Residents of Khaniyara claim they haven’t benefited much from their neighborhood’s inclusion in the Dharamsala Municipal Corporation in 2015, claiming they haven’t had access to amenities like lamps, pucca roadways, and sewerage suited for an urban area in eight years.

Additionally, Ward 15 residents are no longer able to receive benefits under the state government’s homestay program. The inhabitants said that while they had previously benefited from living in a rural region, they were now being required to pay property taxes without receiving any benefits. Because Khaniyara hamlet was next to the popular tourist destination of Dharamsala, local resident Rishav Sharma said that before to 2015, he had operated a guesthouse in a section of his house.

He was forced to shut down his homestay operation after 2015 when authorities from the Tourism Department informed him that the program was intended for rural regions and that he could no longer operate the facility since his residence was now under an urban body.

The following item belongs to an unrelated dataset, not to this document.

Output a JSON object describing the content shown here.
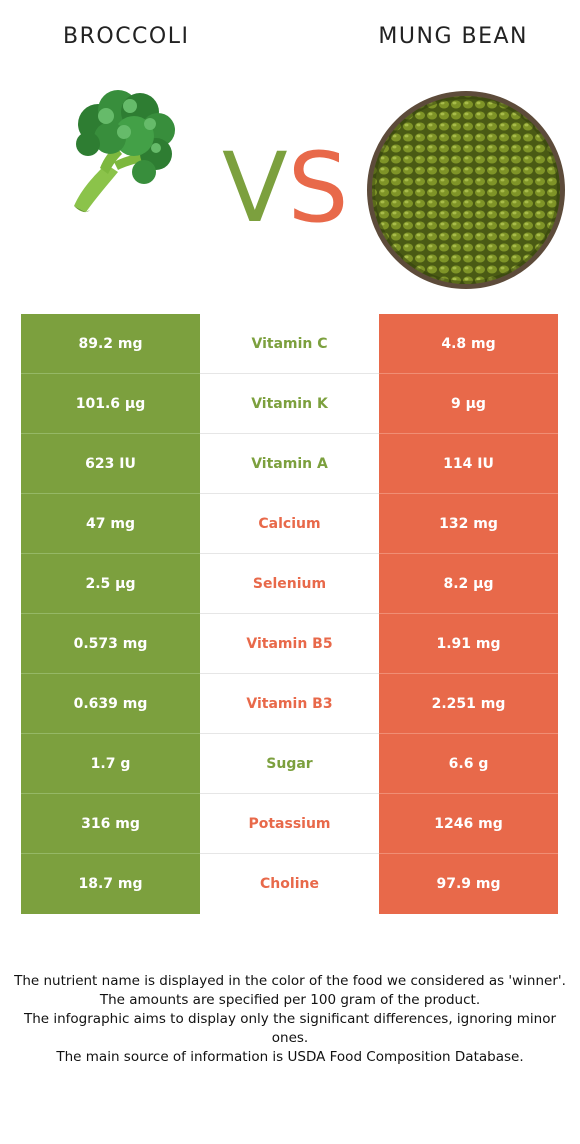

He regretted that when the hamlet was included to Dharamsala MC, the locals lost their means of subsistence.

Another citizen, Satya Gurang, said that they anticipated receiving advantages from the Smart City initiative after being included in the MC region. He said, “Yet there are still a lot of kuccha streets in the area, no sewerage facilities, and many areas without streetlights.”

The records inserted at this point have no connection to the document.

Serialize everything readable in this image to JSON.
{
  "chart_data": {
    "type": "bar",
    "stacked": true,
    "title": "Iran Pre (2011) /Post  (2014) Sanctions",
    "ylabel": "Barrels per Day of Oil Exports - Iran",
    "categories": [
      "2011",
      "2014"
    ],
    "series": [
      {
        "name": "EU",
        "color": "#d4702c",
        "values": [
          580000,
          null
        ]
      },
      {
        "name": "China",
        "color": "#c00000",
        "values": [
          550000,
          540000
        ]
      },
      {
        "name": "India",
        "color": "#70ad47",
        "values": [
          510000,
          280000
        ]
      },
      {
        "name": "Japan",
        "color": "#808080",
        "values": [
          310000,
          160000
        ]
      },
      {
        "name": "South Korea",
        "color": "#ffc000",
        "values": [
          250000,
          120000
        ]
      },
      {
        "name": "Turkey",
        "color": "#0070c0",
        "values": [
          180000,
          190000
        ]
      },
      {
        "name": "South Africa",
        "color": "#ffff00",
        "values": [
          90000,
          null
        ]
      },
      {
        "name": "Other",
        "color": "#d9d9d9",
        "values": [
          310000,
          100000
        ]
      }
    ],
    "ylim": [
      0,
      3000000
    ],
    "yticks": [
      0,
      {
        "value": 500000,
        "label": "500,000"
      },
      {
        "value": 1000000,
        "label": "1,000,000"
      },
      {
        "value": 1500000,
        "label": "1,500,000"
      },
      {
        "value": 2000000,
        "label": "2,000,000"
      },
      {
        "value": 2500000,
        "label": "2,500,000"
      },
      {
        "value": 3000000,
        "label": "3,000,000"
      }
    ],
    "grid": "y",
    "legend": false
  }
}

The lack of door-to-door rubbish collection services and public dustbins in the neighborhood is also lamented by the locals. Most of the time, individuals throw their trash into rivulets since there isn’t a suitable mechanism in place for collection. The rivulets in the ward are becoming blocked with plastic debris at various points.

Another resident, Naina Sharma, said that several local women were denied work opportunities as a result of the village’s inclusion in the MC. Prior to Khaniyara’s inclusion in the MC, women from the hamlet could get jobs via the Mahatma Gandhi Rural Employment Guarantee Scheme. She said that the government had failed to provide the local women an alternate source of work.

The ward’s uncontrolled expansion, according to Khaniyara locals, has constricted down several streets and passageways. Since the region is under the MC, it is important to follow the guidelines set out by the Town and Country Planning Department to prevent individuals from encroaching on public pathways. The people were having issues since so many business structures were being built in the neighborhood against the ordinances, they said.